I am trying to develop a method to classify audio using MFCCs in Weka. The MFCCs I have are generated with a buffer size of 1024, so there is a series of MFCC coefficients for each audio recording. I want to convert these coefficients into the ARFF data format for Weka, but I'm not sure how to approach this problem.
I also asked a question about merging the data as well because I feel like this may affect the data conversion to ARFF format.

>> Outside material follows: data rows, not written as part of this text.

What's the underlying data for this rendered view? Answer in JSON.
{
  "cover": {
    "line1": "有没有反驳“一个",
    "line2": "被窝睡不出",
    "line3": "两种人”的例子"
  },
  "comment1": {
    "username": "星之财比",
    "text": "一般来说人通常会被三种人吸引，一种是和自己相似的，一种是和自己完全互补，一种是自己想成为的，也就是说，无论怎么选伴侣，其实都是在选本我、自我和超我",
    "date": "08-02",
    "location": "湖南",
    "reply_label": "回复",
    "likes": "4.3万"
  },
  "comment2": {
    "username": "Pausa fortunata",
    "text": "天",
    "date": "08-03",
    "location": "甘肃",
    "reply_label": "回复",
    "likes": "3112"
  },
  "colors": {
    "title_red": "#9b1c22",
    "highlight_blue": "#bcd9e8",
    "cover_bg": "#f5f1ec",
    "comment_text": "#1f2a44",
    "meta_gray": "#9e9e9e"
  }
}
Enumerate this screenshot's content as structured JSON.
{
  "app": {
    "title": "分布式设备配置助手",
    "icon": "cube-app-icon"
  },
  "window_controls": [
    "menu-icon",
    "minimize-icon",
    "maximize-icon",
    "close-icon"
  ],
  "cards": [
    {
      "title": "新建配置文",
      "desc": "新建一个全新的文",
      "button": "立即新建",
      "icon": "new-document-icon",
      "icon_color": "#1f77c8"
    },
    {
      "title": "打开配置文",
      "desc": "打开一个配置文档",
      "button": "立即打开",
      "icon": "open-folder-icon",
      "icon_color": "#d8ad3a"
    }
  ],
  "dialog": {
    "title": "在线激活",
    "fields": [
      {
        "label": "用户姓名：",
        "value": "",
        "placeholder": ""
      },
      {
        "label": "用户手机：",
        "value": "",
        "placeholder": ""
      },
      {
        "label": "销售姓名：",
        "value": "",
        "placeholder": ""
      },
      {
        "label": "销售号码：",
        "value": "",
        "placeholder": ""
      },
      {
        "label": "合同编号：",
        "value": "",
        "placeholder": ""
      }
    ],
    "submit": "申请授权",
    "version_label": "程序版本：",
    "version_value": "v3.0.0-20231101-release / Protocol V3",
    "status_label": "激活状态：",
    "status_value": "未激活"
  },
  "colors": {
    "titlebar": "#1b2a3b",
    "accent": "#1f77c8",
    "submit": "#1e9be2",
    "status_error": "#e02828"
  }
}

I know that for an ARFF the data needs to be listed through attributes. Should each coefficient of the MFCC be a separate attribute or an array of the coefficients as a single attribute? Should each data represent a single MFCC, a window of time, or the entire file or sound? Below, I wrote out what I think it should look like if it only took one MFCC into account, which I don't think would be able to classify an entire sound.
@relation audio
@attribute mfcc1 real
@attribute mfcc2 real
@attribute mfcc3 real
@attribute mfcc4 real
@attribute mfcc5 real
@attribute mfcc6 real
@attribute mfcc7 real
@attribute mfcc8 real
@attribute mfcc9 real
@attribute mfcc10 real
@attribute mfcc11 real
@attribute mfcc12 real
@attribute mfcc13 real
@attribute class {bark, honk, talking, wind}
@data
126.347275, -9.709645, 4.2038302, -11.606304, -2.4174862, -3.703139, 12.748064, -5.297932, -1.3114156, 2.1852574, -2.1628475, -3.622149, 5.851326, bark
Any help will be greatly appreciated.
Edit: I have generated some ARFF files using Weka using openSMILE following a method from this website, but I am not sure how this data would be used to classify the audio because each row of data is 10 milliseconds of audio from the same file. The name attribute of each row is "unknown," which I assume is the attribute that the data would try to classify. How would I be able to classify an overall sound (rather than 10 milliseconds) and compare this to several other overall sounds?
Edit #2: Success!
After more thoroughly reading the website that I found, I saw the Accumulate script and Test and Train data files. The accumulate script put all files generated each set of MFCC data from separate audio files together into one ARFF file. Their file was composed of about 200 attributes with stats for 12 MFCCs. Although I wasn't able to retrieve these stats using OpenSmile, I used Python libraries to do so. The stats were max, min, kurtosis, range, standard deviation, and so on. I accurately classified my audio files using BayesNet and Multilayer Perceptron in Weka, which both yielded 100% accuracy for me.